Salman Rushdie Turns Screenwriter for Midnight’s Children


New York Magazine - By

“One of the problems of things being long ago is that the heat goes out of them,” says Salman Rushdie, almost 25 years after Ayatollah Khomeini sentenced him to die, Rushdie is still probably the world’s most famous living writer. It’s the morning of the death of Margaret Thatcher—a political enemy of Rushdie the thirtysomething who became a guardian and defender in what he calls sweetly, several times, “the case of me.”

“She was very charismatic, and knew exactly who she was, and didn’t give a damn if you didn’t like it. I’ve never been a Conservative voter—no secret there.
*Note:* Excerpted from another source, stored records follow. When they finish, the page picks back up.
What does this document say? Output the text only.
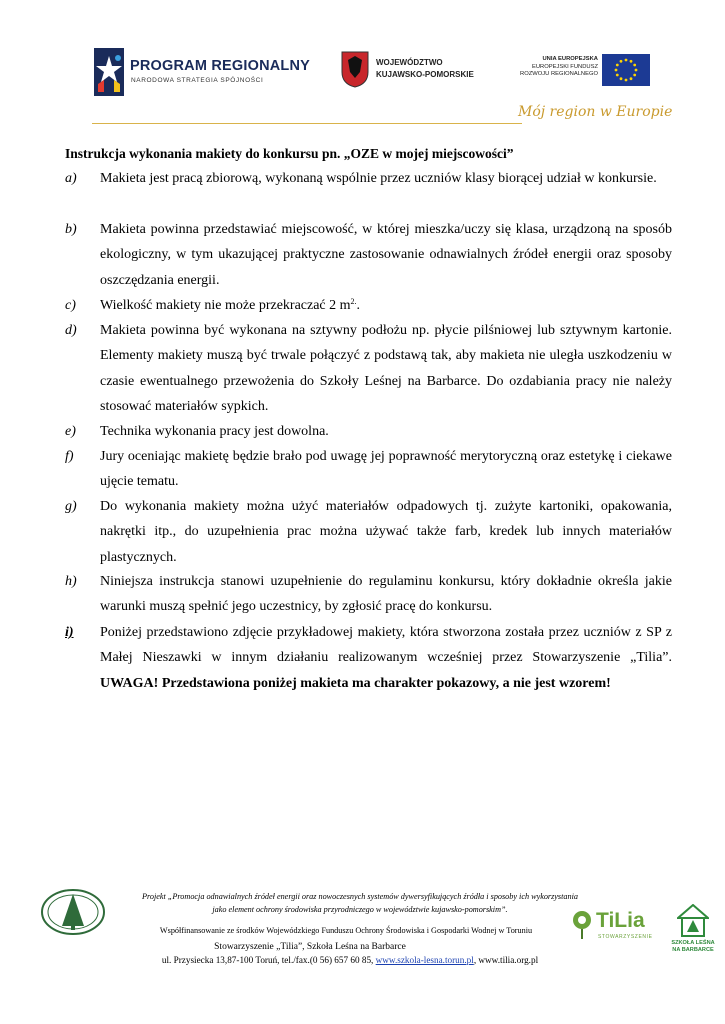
PROGRAM REGIONALNY
NARODOWA STRATEGIA SPÓJNOŚCI
WOJEWÓDZTWO
KUJAWSKO-POMORSKIE
UNIA EUROPEJSKA
EUROPEJSKI FUNDUSZ
ROZWOJU REGIONALNEGO
Mój region w Europie
Instrukcja wykonania makiety do konkursu pn. „OZE w mojej miejscowości”
a) Makieta jest pracą zbiorową, wykonaną wspólnie przez uczniów klasy biorącej udział w konkursie.
b) Makieta powinna przedstawiać miejscowość, w której mieszka/uczy się klasa, urządzoną na sposób ekologiczny, w tym ukazującej praktyczne zastosowanie odnawialnych źródeł energii oraz sposoby oszczędzania energii.
c) Wielkość makiety nie może przekraczać 2 $m^{2.}$.
d) Makieta powinna być wykonana na sztywny podłożu np. płycie pilśniowej lub sztywnym kartonie. Elementy makiety muszą być trwale połączyć z podstawą tak, aby makieta nie uległa uszkodzeniu w czasie ewentualnego przewożenia do Szkoły Leśnej na Barbarce. Do ozdabiania pracy nie należy stosować materiałów sypkich.
e) Technika wykonania pracy jest dowolna.
f) Jury oceniając makietę będzie brało pod uwagę jej poprawność merytoryczną oraz estetykę i ciekawe ujęcie tematu.
g) Do wykonania makiety można użyć materiałów odpadowych tj. zużyte kartoniki, opakowania, nakrętki itp., do uzupełnienia prac można używać także farb, kredek lub innych materiałów plastycznych.
h) Niniejsza instrukcja stanowi uzupełnienie do regulaminu konkursu, który dokładnie określa jakie warunki muszą spełnić jego uczestnicy, by zgłosić pracę do konkursu.
i) Poniżej przedstawiono zdjęcie przykładowej makiety, która stworzona została przez uczniów z SP z Małej Nieszawki w innym działaniu realizowanym wcześniej przez Stowarzyszenie „Tilia”. UWAGA! Przedstawiona poniżej makieta ma charakter pokazowy, a nie jest wzorem!
Projekt „Promocja odnawialnych źródeł energii oraz nowoczesnych systemów dywersyfikujących źródła i sposoby ich wykorzystania
jako element ochrony środowiska przyrodniczego w województwie kujawsko-pomorskim”.
Współfinansowanie ze środków Wojewódzkiego Funduszu Ochrony Środowiska i Gospodarki Wodnej w Toruniu
Stowarzyszenie „Tilia”, Szkoła Leśna na Barbarce
ul. Przysiecka 13,87-100 Toruń, tel./fax.(0 56) 657 60 85, www.szkola-lesna.torun.pl, www.tilia.org.pl
TiLia
STOWARZYSZENIE
SZKOŁA LEŚNA
NA BARBARCE
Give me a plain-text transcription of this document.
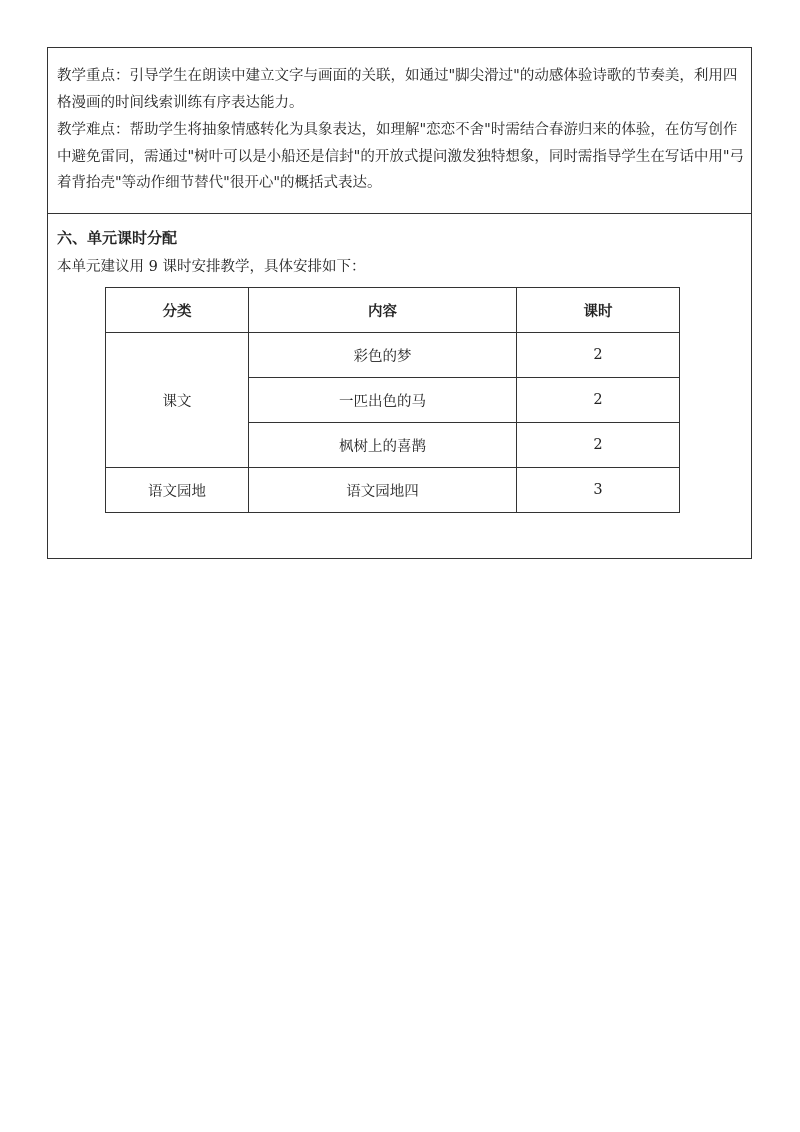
教学重点：引导学生在朗读中建立文字与画面的关联，如通过"脚尖滑过"的动感体验诗歌的节奏美，利用四格漫画的时间线索训练有序表达能力。

教学难点：帮助学生将抽象情感转化为具象表达，如理解"恋恋不舍"时需结合春游归来的体验，在仿写创作中避免雷同，需通过"树叶可以是小船还是信封"的开放式提问激发独特想象，同时需指导学生在写话中用"弓着背抬壳"等动作细节替代"很开心"的概括式表达。

六、单元课时分配
本单元建议用 9 课时安排教学，具体安排如下：
分类	内容	课时
课文	彩色的梦	2
	一匹出色的马	2
	枫树上的喜鹊	2
语文园地	语文园地四	3
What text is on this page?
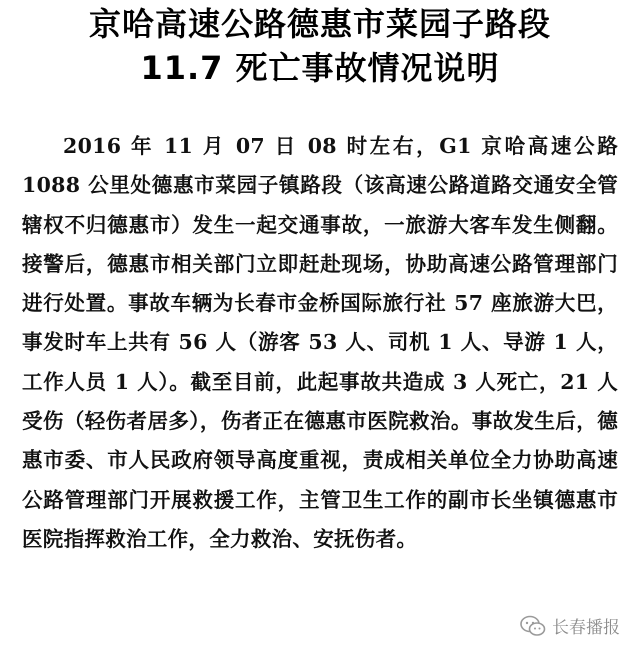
京哈高速公路德惠市菜园子路段
11.7 死亡事故情况说明

2016 年 11 月 07 日 08 时左右，G1 京哈高速公路 1088 公里处德惠市菜园子镇路段（该高速公路道路交通安全管辖权不归德惠市）发生一起交通事故，一旅游大客车发生侧翻。接警后，德惠市相关部门立即赶赴现场，协助高速公路管理部门进行处置。事故车辆为长春市金桥国际旅行社 57 座旅游大巴，事发时车上共有 56 人（游客 53 人、司机 1 人、导游 1 人，工作人员 1 人）。截至目前，此起事故共造成 3 人死亡，21 人受伤（轻伤者居多），伤者正在德惠市医院救治。事故发生后，德惠市委、市人民政府领导高度重视，责成相关单位全力协助高速公路管理部门开展救援工作，主管卫生工作的副市长坐镇德惠市医院指挥救治工作，全力救治、安抚伤者。

长春播报
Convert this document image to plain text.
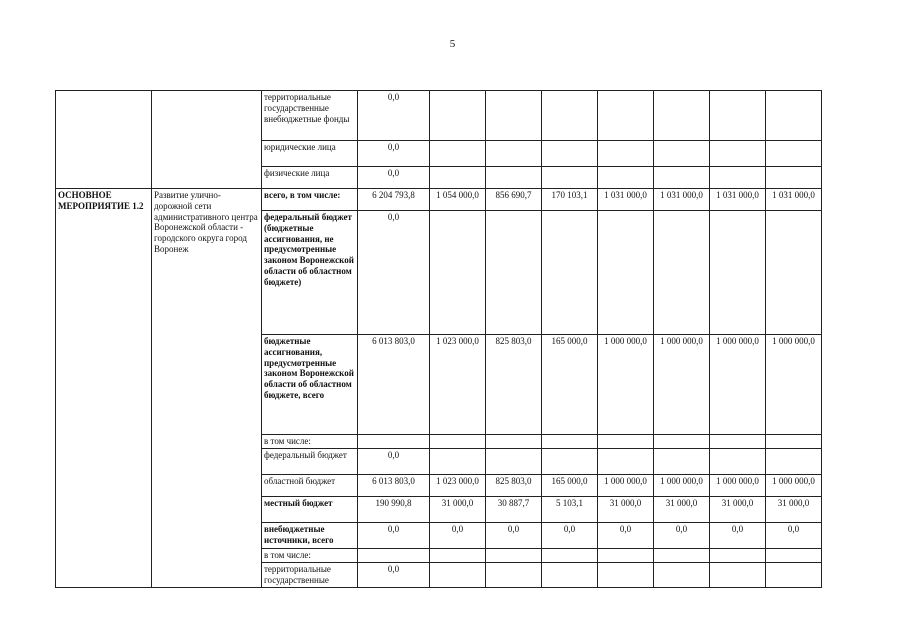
5
		территориальные государственные внебюджетные фонды	0,0							
		юридические лица	0,0							
		физические лица	0,0							
ОСНОВНОЕ МЕРОПРИЯТИЕ 1.2	Развитие улично-дорожной сети административного центра Воронежской области - городского округа город Воронеж	всего, в том числе:	6 204 793,8	1 054 000,0	856 690,7	170 103,1	1 031 000,0	1 031 000,0	1 031 000,0	1 031 000,0
		федеральный бюджет (бюджетные ассигнования, не предусмотренные законом Воронежской области об областном бюджете)	0,0							
		бюджетные ассигнования, предусмотренные законом Воронежской области об областном бюджете, всего	6 013 803,0	1 023 000,0	825 803,0	165 000,0	1 000 000,0	1 000 000,0	1 000 000,0	1 000 000,0
		в том числе:								
		федеральный бюджет	0,0							
		областной бюджет	6 013 803,0	1 023 000,0	825 803,0	165 000,0	1 000 000,0	1 000 000,0	1 000 000,0	1 000 000,0
		местный бюджет	190 990,8	31 000,0	30 887,7	5 103,1	31 000,0	31 000,0	31 000,0	31 000,0
		внебюджетные источники, всего	0,0	0,0	0,0	0,0	0,0	0,0	0,0	0,0
		в том числе:								
		территориальные государственные	0,0							
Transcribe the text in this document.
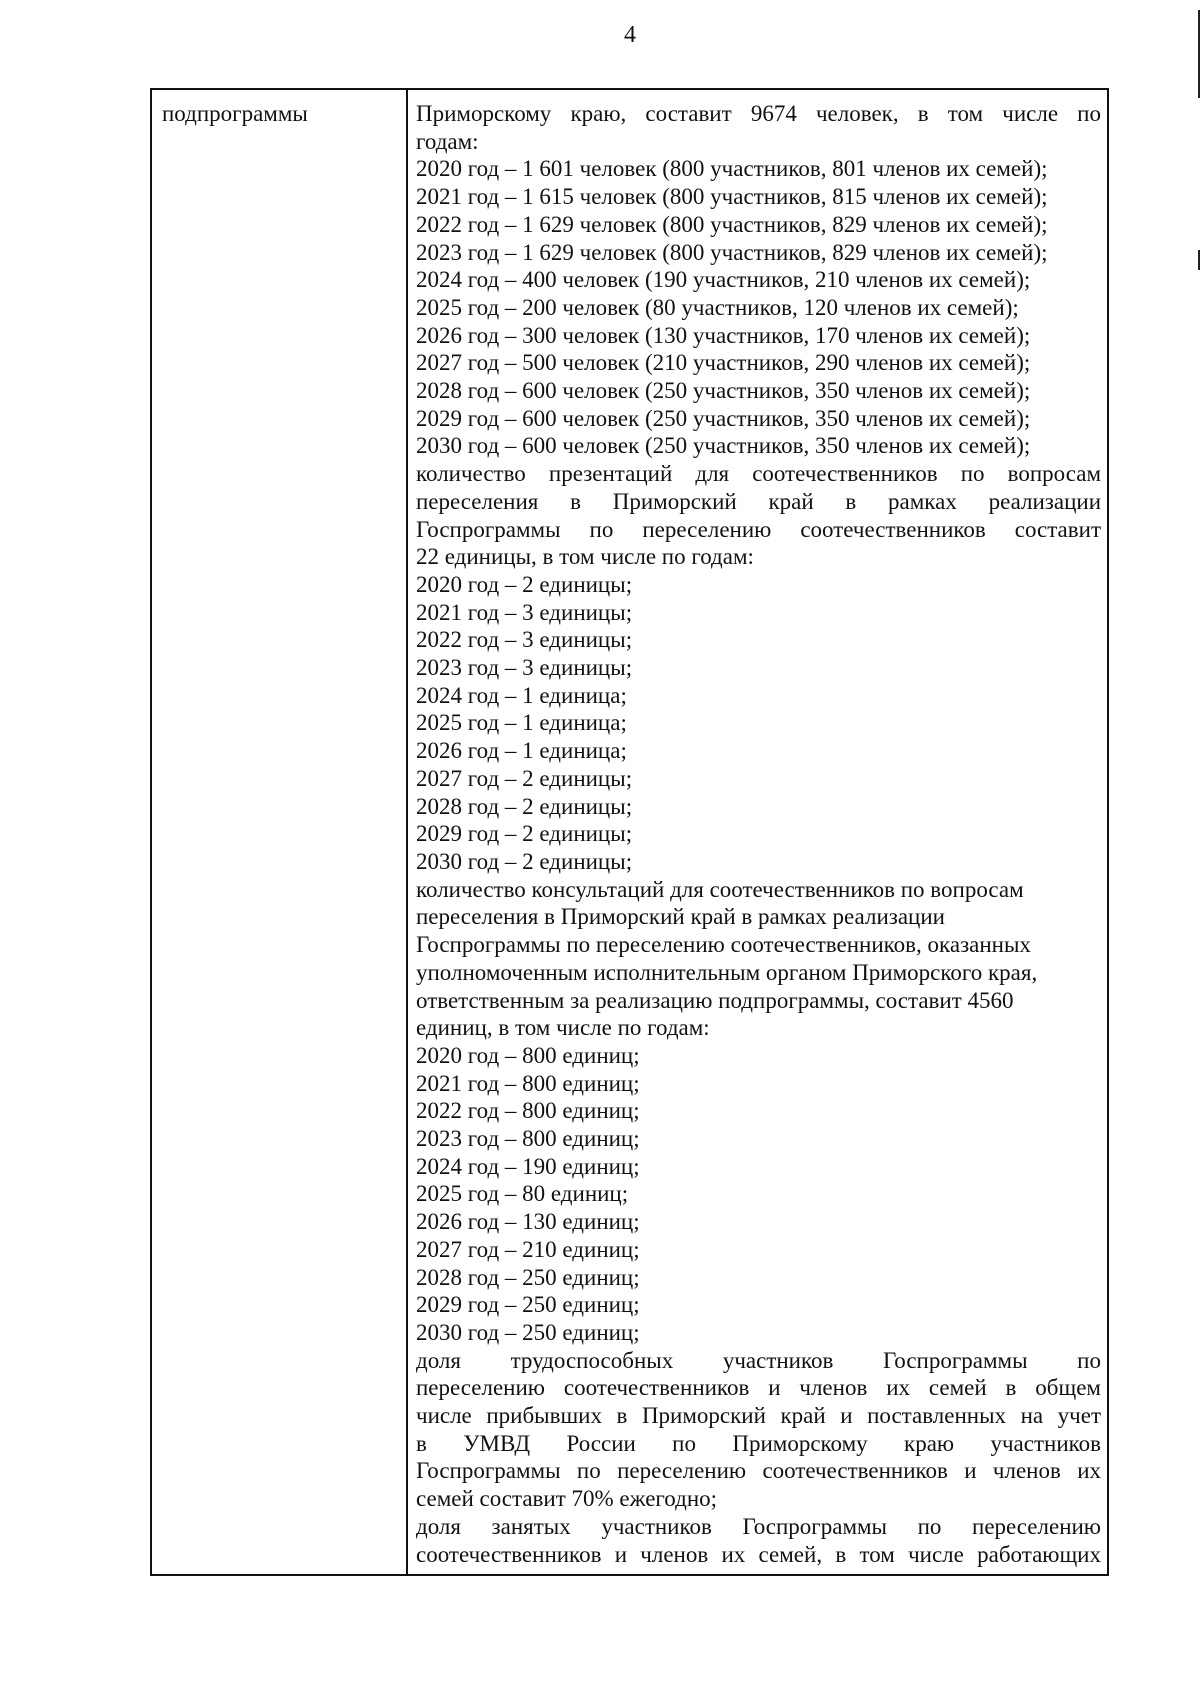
4
подпрограммы	Приморскому краю, составит 9674 человек, в том числе по
годам:
2020 год – 1 601 человек (800 участников, 801 членов их семей);
2021 год – 1 615 человек (800 участников, 815 членов их семей);
2022 год – 1 629 человек (800 участников, 829 членов их семей);
2023 год – 1 629 человек (800 участников, 829 членов их семей);
2024 год – 400 человек (190 участников, 210 членов их семей);
2025 год – 200 человек (80 участников, 120 членов их семей);
2026 год – 300 человек (130 участников, 170 членов их семей);
2027 год – 500 человек (210 участников, 290 членов их семей);
2028 год – 600 человек (250 участников, 350 членов их семей);
2029 год – 600 человек (250 участников, 350 членов их семей);
2030 год – 600 человек (250 участников, 350 членов их семей);
количество презентаций для соотечественников по вопросам
переселения в Приморский край в рамках реализации
Госпрограммы по переселению соотечественников составит
22 единицы, в том числе по годам:
2020 год – 2 единицы;
2021 год – 3 единицы;
2022 год – 3 единицы;
2023 год – 3 единицы;
2024 год – 1 единица;
2025 год – 1 единица;
2026 год – 1 единица;
2027 год – 2 единицы;
2028 год – 2 единицы;
2029 год – 2 единицы;
2030 год – 2 единицы;
количество консультаций для соотечественников по вопросам
переселения в Приморский край в рамках реализации
Госпрограммы по переселению соотечественников, оказанных
уполномоченным исполнительным органом Приморского края,
ответственным за реализацию подпрограммы, составит 4560
единиц, в том числе по годам:
2020 год – 800 единиц;
2021 год – 800 единиц;
2022 год – 800 единиц;
2023 год – 800 единиц;
2024 год – 190 единиц;
2025 год – 80 единиц;
2026 год – 130 единиц;
2027 год – 210 единиц;
2028 год – 250 единиц;
2029 год – 250 единиц;
2030 год – 250 единиц;
доля трудоспособных участников Госпрограммы по
переселению соотечественников и членов их семей в общем
числе прибывших в Приморский край и поставленных на учет
в УМВД России по Приморскому краю участников
Госпрограммы по переселению соотечественников и членов их
семей составит 70% ежегодно;
доля занятых участников Госпрограммы по переселению
соотечественников и членов их семей, в том числе работающих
But when I needed it, she offered me what I needed to stay alive.” Imitating their first meeting, a few years into his hiding, he pats my arm reassuringly, turning me into him and himself into Maggie. “When you think of the Iron Lady, and then she comes on like your auntie—that was very unexpectedly tender.”

We are sitting in the rooftop terrarium of a Grand Central orbit hotel, slouching toward each other in low-backed chairs, he a little less sloppily than I. Like many executive-age men, he has come to grooming late but with vigor and no longer looks so much like recluse-era Stanley Kubrick when explaining how he came to not only write the screenplay for Deepa Mehta’s sprawling film adaptation of his 1981 novel Midnight’s Children, opening this week, but also perform its conspicuous voice-over narration. “I really wanted to be an actor,” says Rushdie. “It was the other thing I wanted to be. What’s difficult for me to work out is that, given that I was very involved in theater, and given that I was very obsessed with movies, I ended up doing this thing that you do by sitting alone in a room.”